My case for the known determinant account rests on the failure of some alternatives to meet some key desiderata having to do with flexibility and accuracy of the reconsideration mechanism. The question whether a similar case can be made in the biological case depends on the underlying similarities between the cognitive structures of biological and artificial agents, and it is clearly too broad to be tackled in this concluding section.

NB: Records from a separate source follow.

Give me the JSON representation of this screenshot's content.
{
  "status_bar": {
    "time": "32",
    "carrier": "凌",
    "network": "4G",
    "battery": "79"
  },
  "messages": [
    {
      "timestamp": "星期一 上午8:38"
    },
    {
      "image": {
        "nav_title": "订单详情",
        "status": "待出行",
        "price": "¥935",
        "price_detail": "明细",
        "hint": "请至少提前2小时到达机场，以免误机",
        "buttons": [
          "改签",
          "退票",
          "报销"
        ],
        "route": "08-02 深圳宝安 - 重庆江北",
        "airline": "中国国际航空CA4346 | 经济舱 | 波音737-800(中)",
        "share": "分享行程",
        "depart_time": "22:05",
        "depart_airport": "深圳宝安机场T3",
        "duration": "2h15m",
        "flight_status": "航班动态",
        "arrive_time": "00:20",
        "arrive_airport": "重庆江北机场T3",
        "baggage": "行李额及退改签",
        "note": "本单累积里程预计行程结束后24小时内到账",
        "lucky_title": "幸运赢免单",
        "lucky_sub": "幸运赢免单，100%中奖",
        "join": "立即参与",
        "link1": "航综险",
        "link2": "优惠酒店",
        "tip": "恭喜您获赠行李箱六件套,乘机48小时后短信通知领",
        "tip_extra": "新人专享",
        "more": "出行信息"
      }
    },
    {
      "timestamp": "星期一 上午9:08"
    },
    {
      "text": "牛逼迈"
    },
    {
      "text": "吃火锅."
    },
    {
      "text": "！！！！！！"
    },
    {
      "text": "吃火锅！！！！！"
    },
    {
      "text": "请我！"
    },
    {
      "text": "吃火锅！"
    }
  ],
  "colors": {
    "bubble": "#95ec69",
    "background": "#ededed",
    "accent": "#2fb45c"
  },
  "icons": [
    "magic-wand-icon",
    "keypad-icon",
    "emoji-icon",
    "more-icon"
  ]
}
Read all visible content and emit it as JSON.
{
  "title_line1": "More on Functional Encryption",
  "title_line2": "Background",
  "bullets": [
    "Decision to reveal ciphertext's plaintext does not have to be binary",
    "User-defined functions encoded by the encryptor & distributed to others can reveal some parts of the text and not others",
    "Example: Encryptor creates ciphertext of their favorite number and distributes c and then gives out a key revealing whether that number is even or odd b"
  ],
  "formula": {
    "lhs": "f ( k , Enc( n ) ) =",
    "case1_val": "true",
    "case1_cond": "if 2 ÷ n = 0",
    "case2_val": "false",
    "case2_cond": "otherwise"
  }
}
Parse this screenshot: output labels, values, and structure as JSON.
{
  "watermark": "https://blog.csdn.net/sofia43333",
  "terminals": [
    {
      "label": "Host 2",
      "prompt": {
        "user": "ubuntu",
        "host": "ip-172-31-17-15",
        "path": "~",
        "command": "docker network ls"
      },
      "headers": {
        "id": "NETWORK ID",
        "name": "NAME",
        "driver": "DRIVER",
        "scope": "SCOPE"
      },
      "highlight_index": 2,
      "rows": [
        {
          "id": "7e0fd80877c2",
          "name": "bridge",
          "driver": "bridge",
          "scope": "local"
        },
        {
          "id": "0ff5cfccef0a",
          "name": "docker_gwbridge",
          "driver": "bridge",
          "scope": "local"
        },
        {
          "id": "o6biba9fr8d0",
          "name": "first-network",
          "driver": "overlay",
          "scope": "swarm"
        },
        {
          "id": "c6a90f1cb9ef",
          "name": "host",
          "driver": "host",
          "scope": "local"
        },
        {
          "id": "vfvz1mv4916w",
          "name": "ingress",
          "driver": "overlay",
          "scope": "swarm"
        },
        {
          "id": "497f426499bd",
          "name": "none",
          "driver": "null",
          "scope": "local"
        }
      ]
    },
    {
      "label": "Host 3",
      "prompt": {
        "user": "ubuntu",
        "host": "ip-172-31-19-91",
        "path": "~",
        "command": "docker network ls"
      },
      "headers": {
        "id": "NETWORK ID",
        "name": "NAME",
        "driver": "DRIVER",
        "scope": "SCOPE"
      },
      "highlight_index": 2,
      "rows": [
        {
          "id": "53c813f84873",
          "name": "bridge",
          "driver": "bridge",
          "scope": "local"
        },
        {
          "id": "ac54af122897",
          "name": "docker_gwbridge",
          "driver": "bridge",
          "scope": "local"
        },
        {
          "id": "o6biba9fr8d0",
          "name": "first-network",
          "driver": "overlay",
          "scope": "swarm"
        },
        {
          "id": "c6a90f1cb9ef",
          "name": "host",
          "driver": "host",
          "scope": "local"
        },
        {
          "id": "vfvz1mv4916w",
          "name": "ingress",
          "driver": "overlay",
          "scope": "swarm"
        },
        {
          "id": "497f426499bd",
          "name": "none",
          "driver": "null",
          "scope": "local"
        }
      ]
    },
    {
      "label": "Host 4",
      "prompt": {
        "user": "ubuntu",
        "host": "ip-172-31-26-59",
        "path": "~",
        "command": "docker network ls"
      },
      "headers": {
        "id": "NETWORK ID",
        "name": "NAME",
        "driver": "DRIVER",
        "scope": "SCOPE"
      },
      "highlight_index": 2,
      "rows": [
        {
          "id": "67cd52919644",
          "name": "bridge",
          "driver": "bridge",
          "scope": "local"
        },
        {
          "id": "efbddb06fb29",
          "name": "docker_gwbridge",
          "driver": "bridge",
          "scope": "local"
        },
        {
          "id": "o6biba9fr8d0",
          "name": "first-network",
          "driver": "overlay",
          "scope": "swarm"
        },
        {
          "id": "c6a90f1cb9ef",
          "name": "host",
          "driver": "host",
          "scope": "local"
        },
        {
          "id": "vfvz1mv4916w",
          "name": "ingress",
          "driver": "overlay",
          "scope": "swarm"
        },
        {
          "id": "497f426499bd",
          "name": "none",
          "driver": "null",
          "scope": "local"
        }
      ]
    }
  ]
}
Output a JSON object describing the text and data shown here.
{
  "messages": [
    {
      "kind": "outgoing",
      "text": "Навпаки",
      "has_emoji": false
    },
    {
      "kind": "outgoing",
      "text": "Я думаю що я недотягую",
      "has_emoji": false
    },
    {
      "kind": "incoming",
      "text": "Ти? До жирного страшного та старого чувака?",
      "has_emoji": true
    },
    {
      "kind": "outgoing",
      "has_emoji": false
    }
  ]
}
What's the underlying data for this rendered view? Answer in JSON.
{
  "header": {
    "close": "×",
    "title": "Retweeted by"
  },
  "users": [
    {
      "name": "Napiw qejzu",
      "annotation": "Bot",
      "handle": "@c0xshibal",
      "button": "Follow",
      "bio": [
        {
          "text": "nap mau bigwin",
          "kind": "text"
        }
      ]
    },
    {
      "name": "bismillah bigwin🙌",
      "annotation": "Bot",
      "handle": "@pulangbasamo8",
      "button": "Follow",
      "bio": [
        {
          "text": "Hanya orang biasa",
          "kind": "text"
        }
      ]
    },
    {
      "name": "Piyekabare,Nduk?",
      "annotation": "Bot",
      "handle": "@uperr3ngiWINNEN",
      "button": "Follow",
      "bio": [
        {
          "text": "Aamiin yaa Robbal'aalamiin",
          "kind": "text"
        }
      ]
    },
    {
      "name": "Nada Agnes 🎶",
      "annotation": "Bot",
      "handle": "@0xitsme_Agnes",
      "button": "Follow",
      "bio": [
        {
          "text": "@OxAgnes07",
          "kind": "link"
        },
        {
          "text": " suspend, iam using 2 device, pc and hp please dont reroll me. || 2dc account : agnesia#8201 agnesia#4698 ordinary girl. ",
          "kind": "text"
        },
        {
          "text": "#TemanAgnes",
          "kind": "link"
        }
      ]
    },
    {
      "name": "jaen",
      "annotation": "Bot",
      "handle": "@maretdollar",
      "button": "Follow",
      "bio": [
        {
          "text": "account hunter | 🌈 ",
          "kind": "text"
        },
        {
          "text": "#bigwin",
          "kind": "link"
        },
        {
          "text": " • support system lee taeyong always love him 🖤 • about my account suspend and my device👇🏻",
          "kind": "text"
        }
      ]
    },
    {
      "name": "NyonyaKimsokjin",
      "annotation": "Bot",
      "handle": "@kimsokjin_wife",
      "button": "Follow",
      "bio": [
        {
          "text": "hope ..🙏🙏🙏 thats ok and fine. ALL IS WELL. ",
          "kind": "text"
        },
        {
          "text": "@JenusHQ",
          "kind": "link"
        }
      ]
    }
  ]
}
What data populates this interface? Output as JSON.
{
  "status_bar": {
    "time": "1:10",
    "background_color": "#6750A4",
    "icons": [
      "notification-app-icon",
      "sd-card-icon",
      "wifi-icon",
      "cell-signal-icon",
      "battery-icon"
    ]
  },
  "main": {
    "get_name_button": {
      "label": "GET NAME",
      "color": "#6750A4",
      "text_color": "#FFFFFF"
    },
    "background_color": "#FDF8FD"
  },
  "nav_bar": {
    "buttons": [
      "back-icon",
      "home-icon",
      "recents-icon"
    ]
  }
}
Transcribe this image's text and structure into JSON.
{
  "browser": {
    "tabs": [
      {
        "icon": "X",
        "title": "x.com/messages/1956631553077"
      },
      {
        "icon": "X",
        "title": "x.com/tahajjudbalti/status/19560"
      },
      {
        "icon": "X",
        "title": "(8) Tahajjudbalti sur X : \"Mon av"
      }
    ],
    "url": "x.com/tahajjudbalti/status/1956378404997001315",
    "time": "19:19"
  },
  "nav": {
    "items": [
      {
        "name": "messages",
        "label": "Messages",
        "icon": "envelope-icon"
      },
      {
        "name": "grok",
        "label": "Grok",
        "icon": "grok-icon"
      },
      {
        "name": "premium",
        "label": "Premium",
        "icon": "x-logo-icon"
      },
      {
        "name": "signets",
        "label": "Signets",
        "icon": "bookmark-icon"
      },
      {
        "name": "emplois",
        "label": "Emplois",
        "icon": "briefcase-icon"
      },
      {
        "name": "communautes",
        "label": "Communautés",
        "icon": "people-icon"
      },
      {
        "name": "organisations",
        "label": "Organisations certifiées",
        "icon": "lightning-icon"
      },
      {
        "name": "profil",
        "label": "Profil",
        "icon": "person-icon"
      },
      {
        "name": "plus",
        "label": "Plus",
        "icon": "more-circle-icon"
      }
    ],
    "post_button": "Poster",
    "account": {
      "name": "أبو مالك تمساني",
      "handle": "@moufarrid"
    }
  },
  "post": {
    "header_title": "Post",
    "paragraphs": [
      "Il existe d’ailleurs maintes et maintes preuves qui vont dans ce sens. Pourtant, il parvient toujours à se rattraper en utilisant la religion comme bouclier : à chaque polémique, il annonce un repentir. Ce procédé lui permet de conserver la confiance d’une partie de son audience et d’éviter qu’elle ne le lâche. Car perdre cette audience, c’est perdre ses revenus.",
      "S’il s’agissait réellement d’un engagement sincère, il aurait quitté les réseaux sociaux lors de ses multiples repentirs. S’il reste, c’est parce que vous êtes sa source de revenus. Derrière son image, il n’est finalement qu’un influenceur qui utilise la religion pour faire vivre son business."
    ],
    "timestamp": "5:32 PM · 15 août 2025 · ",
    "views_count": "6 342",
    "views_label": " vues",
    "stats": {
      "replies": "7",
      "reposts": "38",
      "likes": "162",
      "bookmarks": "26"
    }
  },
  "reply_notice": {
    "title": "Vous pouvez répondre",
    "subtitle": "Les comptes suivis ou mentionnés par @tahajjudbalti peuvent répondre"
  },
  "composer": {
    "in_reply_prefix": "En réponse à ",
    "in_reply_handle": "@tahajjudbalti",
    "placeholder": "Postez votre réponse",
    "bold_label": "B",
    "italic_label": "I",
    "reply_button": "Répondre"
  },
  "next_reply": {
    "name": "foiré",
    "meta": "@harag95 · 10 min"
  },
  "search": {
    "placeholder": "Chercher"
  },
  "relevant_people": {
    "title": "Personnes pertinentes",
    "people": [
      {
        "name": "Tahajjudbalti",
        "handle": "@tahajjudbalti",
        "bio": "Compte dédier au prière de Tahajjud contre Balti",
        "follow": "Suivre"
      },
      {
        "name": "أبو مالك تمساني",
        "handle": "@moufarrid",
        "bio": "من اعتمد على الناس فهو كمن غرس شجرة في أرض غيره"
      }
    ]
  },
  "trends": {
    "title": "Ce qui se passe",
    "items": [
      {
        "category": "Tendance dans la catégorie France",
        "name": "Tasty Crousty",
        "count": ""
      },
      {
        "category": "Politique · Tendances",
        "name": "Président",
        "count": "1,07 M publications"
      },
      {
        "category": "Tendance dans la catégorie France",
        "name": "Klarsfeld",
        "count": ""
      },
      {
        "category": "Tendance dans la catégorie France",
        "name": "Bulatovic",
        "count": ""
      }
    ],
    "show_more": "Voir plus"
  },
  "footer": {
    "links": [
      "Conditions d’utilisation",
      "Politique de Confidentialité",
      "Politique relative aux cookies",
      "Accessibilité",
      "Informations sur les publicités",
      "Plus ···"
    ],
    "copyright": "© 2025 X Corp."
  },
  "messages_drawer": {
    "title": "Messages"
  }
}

However, I have also floated an idea that ought to carry over independently of cognitive similarities. One promising option I have considered for artificial rational agents is the idea that they might maintain at once a utility function and a quick-and-dirty model of their own utility function—inspired by the post-hoc explanatory algorithms in XAI. If this turns out to be the best way of thinking about reconsideration in an artificial planning agent, it seems exceedingly likely that it should be incorporated in our models for biological planning agents. One benefit of this move is that we would not have to rewrite standard static decision theory in terms of structured utility/desirability functions. Instead, we could limit our appeal to the agent’s rough structured model of the desirability/utility to the context of specifying the details of the reconsideration module.